4 Tips for Writing a Concise National Environmental Policy Act Document

National Environmental Policy Act (NEPA) was written in 1969, the intent was to provide a mechanism that:

  • Provided decision-makers with environmental planning information.
  • Offered the public a way to participate in the decision-making process.

The idea was to provide as concise of an answer as possible. Those writing the Act envisioned environmental assessments (EAs) that did not exceed 10 pages in length, and environmental impact statements (EIS) that were under 150 pages. Today, it is not uncommon for EAs to reach 500 pages and EIS to run into the thousands.  How can NEPA consultants reach the primary objectives for informed decisions and public involvement, when documents become so large and cumbersome that they become nearly impossible to understand?

Here are some general guidelines to writing concise, focused and defensible NEPA documents that provide decision-makers with accurate information, and engage the public in the process.

First, be concise. Describe the proposed action as simply as possible. For most projects, a one-page description of the project should be sufficient to describe what is being done. Instead of supplementing that description with page after page of description, use pictures, maps, and drawings to provide a better understanding to the reader. In an age where graphic design, computer simulations, and accurate and updated imagery are all readily available, graphic images can replace multiple pages of text. Additionally, quality graphics can take a complex project and present it to the public in a relatable way. Pictures really are worth a thousand words.

Second, cite references. The National Environmental Policy Act document doesn’t need to be the “end all” resource analysis piece for the project. Instead, it should summarize and cite various resource studies that are applicable whenever possible. In this regard, summaries and conclusions can be presented in a concise form, as long as they are well-supported with sufficient and defensible environmental planning research. In fact, using a broad variety of research to support impact determination makes a document more defensible in court, as cited research has not all been paid for by the proponent of the action.

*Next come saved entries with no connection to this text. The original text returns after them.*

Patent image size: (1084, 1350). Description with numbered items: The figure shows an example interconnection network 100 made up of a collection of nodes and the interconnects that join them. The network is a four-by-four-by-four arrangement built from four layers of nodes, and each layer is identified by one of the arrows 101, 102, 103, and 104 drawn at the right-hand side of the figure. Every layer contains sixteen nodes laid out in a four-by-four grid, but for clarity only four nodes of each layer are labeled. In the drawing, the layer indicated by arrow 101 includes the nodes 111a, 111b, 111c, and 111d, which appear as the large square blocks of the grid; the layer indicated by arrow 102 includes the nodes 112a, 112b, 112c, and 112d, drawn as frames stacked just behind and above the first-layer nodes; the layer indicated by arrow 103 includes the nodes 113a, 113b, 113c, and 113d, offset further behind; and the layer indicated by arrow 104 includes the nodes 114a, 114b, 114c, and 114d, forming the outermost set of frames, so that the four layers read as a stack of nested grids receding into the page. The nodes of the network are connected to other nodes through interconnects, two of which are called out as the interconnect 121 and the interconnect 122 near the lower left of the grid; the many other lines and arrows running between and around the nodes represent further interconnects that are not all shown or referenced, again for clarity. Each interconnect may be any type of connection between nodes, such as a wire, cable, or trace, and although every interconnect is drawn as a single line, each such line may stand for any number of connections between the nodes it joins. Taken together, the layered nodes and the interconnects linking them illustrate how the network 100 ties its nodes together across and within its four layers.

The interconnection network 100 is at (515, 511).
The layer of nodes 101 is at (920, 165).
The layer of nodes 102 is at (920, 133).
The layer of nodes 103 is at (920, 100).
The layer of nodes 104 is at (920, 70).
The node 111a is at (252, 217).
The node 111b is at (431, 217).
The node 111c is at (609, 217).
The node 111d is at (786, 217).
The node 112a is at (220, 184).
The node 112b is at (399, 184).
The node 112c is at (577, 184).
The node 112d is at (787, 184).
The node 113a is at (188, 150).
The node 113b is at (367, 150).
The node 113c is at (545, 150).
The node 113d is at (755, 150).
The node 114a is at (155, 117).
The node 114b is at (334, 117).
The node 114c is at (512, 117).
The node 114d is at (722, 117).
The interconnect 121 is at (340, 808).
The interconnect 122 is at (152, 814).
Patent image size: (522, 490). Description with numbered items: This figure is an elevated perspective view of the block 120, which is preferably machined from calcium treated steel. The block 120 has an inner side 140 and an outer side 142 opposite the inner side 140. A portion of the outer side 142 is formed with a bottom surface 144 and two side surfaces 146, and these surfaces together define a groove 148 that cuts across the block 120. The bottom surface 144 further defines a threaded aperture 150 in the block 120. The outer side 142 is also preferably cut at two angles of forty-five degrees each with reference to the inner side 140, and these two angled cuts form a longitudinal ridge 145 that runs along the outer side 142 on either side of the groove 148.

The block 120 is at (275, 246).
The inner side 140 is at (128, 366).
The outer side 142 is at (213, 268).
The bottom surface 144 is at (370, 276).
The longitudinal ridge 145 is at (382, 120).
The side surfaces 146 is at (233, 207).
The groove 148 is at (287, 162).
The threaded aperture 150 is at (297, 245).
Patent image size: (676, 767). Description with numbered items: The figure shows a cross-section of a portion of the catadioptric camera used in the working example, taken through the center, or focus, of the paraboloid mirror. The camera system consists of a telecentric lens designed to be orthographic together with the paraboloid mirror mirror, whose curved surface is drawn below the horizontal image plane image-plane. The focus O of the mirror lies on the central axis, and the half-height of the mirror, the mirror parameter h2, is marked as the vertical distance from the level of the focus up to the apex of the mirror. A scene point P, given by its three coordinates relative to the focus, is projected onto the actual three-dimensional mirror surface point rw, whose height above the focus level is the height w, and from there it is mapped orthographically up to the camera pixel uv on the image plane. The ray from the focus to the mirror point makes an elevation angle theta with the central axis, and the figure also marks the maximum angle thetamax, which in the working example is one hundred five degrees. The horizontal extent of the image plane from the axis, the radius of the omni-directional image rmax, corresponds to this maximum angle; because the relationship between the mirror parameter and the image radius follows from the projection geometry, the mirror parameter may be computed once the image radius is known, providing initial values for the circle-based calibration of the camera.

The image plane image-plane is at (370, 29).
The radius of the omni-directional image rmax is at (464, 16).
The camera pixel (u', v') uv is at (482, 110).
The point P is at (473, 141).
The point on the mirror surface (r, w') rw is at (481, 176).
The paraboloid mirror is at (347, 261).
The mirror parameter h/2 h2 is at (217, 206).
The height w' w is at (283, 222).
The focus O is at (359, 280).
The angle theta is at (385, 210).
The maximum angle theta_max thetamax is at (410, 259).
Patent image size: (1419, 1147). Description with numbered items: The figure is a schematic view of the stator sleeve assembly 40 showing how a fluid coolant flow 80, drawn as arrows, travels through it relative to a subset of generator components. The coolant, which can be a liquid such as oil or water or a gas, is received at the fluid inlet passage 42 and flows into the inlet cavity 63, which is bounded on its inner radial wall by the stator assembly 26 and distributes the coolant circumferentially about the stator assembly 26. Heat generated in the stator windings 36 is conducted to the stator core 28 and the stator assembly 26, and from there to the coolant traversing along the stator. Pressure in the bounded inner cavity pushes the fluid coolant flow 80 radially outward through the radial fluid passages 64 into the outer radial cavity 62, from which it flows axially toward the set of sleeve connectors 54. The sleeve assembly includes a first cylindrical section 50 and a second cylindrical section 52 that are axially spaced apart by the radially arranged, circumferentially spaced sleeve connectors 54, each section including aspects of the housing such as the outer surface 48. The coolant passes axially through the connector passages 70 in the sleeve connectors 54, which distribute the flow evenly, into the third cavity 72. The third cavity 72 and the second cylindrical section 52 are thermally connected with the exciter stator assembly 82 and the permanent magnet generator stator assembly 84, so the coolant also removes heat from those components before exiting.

Citing a dozen references when reaching a conclusion in a one to two-page analysis is stronger than a 100-page discussion of your own processes.

Third, be direct. The entire premise of NEPA is disclosure, regardless of political or even social influence. If there are impacts, state them. If there are no impacts, state that. But state it simply, directly, and accurately. I’ve never seen an agency have problems with NEPA analysis that clearly stated impacts, but I’ve seen plenty of agencies have problems when they wanted to avoid stating impacts. As a NEPA professional, we are obligated to provide an accurate assessment of any impact. The decision maker and the public should not come away from the document wondering what the impacts may or may not be.

Lastly, value the public perspective in your analysis. NEPA documents can get very technical, very fast, and at times, that is necessary. But when writing an EA or EIS, keep in mind that the idea is to inform the public in a way that can be understood. We write these analysis documents to inform our friends, families, and neighbors about the impacts our decisions make. Hiding behind technical jargon and volumes of prose shows a lack of clear understanding.

A simply written, concise and well-supported National Environmental Policy Act document better serves the needs of busy decision makers and a concerned public. Keeping this at the forefront will not only allow NEPA consultants to elevate the profession, but better than that, will elevate the public trust and engagement in the process.